My apologies for being a little behind the curve on the MATLAB-course-blogging. It’s been a very interesting last couple of weeks in the class, and there’s a lot to catch up on. The issues being brought up in this course that have to do with general thinking and learning are fascinating, deep, and complicated. It’s almost as if the course is becoming only secondarily a course on MATLAB and primarily a course on critical thinking and lifelong learning in a technological context.

This past week’s lab really brought that to the forefront. The lab was all about working with external data sets, and it involved students going to this web site and looking at this data set (XLS, 33 Kb) about electoral vote counts of the various states in the US (and the District of Columbia). One of the tasks asked students to make a scatterplot of the land area of the states versus their electoral vote counts. Once you make that scatterplot, it looks like this:

The reaction of most students to this plot was really surprising. Almost unanimously and without consulting each other, the reaction was: **“That can’t be right.” **When I’d ask them why not, they would say something like: **It looks strange**; or,** it’s not like scatter plots I’ve done before**; or,** it just doesn’t look right**.

The first instinct of those who felt like they had made a critical error in their plot was to ask me to verify whether or not they had gotten it right. That’s understandable, but it doesn’t go very far because I have a rule that I don’t answer “*Is this right?*” questions in the lab. (See the instructions in the lab assignment.) Student teams are responsible in the labs for determining by themselves the rightness or wrongness of their work. So it’s time for critical thinking to take center stage — which in this context would refer to using your brain and all available tools and information to self-verify your work. (I wrote about the idea of self-verification here using Wolfram|Alpha.)

Some of the suggestions I gave these teams were:

**Have you checked your plot against the actual data?**For example, look at the outliers. Can you find them in the data set itself? And look at the main cluster of data; given a cursory glance through the data set, does it look like most states have a land area less than square miles and an electoral vote count of between 5 and 15?**Have you tried to create the same scatterplot using different tools?**For example, everybody in the class knows Excel (because we teach it in Calculus I); the data are in Excel already, so it would be virtually no work to make a scatterplot in Excel. Have you tried that? If so, does it look like what MATLAB is creating?**Have you taken a moment just to think about the possible relationship between the variables, and does the shape of the data match your expectations?**Probably we don’t really expect much of a relationship at all between the land area of a state and its electoral vote count, even with the outliers trimmed out, so a diffuse cloud of data markers is exactly what we want. If we got some sort of perfectly lined-up string of data points, we should be*suspicious*this time.

Once you phrase it like this, students pretty quickly gain confidence in their results.
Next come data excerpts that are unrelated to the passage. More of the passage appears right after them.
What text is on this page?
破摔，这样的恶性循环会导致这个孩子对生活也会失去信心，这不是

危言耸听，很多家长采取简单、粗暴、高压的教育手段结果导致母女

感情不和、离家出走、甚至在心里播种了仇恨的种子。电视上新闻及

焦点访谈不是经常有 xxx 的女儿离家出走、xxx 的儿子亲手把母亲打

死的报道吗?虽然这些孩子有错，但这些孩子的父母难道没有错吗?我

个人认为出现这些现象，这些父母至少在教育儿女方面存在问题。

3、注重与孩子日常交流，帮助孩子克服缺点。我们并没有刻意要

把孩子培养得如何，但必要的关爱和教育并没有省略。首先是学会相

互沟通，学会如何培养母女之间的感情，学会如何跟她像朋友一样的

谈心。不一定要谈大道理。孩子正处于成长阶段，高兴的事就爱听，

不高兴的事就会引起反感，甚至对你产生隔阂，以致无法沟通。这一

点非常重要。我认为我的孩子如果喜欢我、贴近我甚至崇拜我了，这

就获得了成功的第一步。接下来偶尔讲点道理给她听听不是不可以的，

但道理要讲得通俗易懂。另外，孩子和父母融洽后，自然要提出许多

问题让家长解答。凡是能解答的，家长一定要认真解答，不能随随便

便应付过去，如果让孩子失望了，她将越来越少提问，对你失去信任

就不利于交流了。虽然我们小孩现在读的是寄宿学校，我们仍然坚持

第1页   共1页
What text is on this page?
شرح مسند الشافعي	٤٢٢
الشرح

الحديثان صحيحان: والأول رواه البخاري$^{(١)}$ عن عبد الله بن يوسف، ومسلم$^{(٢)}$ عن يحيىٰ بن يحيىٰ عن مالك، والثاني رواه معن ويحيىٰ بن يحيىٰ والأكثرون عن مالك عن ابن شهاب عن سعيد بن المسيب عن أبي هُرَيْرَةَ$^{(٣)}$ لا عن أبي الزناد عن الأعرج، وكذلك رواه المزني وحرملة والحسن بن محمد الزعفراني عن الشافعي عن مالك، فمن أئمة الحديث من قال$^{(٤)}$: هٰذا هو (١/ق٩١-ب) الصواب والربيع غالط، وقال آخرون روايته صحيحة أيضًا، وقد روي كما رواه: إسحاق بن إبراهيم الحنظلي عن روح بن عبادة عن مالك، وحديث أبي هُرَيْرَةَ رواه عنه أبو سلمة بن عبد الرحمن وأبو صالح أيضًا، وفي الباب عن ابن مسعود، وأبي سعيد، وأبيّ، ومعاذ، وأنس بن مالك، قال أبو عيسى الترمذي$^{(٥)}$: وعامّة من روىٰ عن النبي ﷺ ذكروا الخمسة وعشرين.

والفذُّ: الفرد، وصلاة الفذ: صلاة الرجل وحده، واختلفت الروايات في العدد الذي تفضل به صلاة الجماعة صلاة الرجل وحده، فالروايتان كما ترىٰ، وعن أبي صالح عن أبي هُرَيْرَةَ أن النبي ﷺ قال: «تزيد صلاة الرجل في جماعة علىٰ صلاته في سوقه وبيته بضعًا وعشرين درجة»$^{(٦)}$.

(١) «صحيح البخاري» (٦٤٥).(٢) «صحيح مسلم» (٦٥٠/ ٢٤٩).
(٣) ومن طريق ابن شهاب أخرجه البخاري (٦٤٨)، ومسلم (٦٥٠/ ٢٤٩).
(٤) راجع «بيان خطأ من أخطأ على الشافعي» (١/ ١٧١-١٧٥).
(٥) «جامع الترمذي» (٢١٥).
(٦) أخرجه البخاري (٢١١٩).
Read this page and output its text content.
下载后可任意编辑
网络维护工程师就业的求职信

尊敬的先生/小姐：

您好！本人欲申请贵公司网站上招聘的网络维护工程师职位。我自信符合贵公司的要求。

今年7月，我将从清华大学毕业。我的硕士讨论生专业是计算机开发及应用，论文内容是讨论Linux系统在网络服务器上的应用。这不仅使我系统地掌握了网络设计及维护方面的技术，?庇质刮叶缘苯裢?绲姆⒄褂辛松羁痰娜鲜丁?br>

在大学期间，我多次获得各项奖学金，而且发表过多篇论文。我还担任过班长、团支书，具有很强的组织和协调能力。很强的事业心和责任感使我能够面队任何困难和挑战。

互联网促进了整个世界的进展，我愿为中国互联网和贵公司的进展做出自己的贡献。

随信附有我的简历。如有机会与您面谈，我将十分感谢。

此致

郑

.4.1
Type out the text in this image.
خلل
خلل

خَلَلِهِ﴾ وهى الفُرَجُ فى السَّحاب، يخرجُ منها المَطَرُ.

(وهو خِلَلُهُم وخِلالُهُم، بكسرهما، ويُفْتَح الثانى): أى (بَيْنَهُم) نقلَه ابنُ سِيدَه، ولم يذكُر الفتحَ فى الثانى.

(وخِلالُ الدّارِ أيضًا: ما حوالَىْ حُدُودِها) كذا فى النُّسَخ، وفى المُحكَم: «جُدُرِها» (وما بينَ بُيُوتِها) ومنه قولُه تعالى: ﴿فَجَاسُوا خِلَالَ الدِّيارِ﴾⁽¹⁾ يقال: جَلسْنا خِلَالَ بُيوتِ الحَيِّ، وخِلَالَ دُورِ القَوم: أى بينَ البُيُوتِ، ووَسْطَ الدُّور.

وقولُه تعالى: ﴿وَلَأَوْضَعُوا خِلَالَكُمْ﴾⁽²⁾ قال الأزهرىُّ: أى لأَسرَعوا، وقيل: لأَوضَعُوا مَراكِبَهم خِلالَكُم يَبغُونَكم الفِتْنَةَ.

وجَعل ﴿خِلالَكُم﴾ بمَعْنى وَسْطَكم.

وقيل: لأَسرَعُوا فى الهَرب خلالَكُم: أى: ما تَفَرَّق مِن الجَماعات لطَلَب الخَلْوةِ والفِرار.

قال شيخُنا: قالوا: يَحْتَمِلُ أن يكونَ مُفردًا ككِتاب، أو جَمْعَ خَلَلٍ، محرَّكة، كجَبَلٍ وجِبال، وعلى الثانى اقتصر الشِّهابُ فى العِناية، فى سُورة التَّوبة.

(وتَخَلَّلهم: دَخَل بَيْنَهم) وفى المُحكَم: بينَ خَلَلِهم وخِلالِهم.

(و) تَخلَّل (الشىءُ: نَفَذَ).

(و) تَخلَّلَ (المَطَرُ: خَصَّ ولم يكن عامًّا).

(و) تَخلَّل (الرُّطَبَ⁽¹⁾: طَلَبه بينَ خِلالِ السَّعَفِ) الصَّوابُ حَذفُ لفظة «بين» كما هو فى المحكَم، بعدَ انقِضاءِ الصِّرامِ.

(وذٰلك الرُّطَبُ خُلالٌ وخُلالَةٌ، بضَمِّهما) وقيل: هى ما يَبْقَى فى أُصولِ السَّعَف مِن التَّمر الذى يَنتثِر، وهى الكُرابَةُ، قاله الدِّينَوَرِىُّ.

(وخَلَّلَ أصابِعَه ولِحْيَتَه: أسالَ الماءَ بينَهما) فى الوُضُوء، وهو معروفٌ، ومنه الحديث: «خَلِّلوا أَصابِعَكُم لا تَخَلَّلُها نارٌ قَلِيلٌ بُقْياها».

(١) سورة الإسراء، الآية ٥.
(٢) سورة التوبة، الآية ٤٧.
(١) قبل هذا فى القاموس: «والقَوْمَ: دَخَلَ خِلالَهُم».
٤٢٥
But, importantly, most of them have never been put into situations — at least in the classroom — where this sort of thing has been necessary. If critical thinking means anything, it means training yourself to ask questions like this and pursue their answers in an attempt to be your own judge of your work.

I was particularly surprised by the rejection of any scatter plot that doesn’t look like points on the graph of a function. “Authentic instruction” is a term without an operational definition, a lot like the term “critical thinking”, but here I think we may have a clue to what that term means. Students said their scatterplots didn’t “look right”, meaning they didn’t look like what their textbook examples had looked like, i.e. the points didn’t have an overwhelmingly strong correlation despite the existence of a few token outliers. In other words, students are trained by the use of made-up data that “right” means “strong correlation”. So when they encounter data that are very much not correlated, the scatter plot “looks wrong” rather than “looks like there’s not much correlation”. Students are somehow trained to place value judgements on scatter plots, with strong correlation = good and weak correlation = bad. I’m not sure where that perception comes from, but I bet if we gave students real data to work with, it would never take root.

Great post. This seems to be true throughout the entire math education system. I have students in HS geometry that still expect answers that are natural numbers. Students in Calculus think that a problem is a lot of work if it takes more a third of a page, and are shocked if it requires them to use information or a different technique then the one for the section the problem is in. They are always surprised that at the end of most problems I try to reason if the answer makes sense or not based off of graphs etc.

As educators we really need to provide more problems that require students to think and evaluate.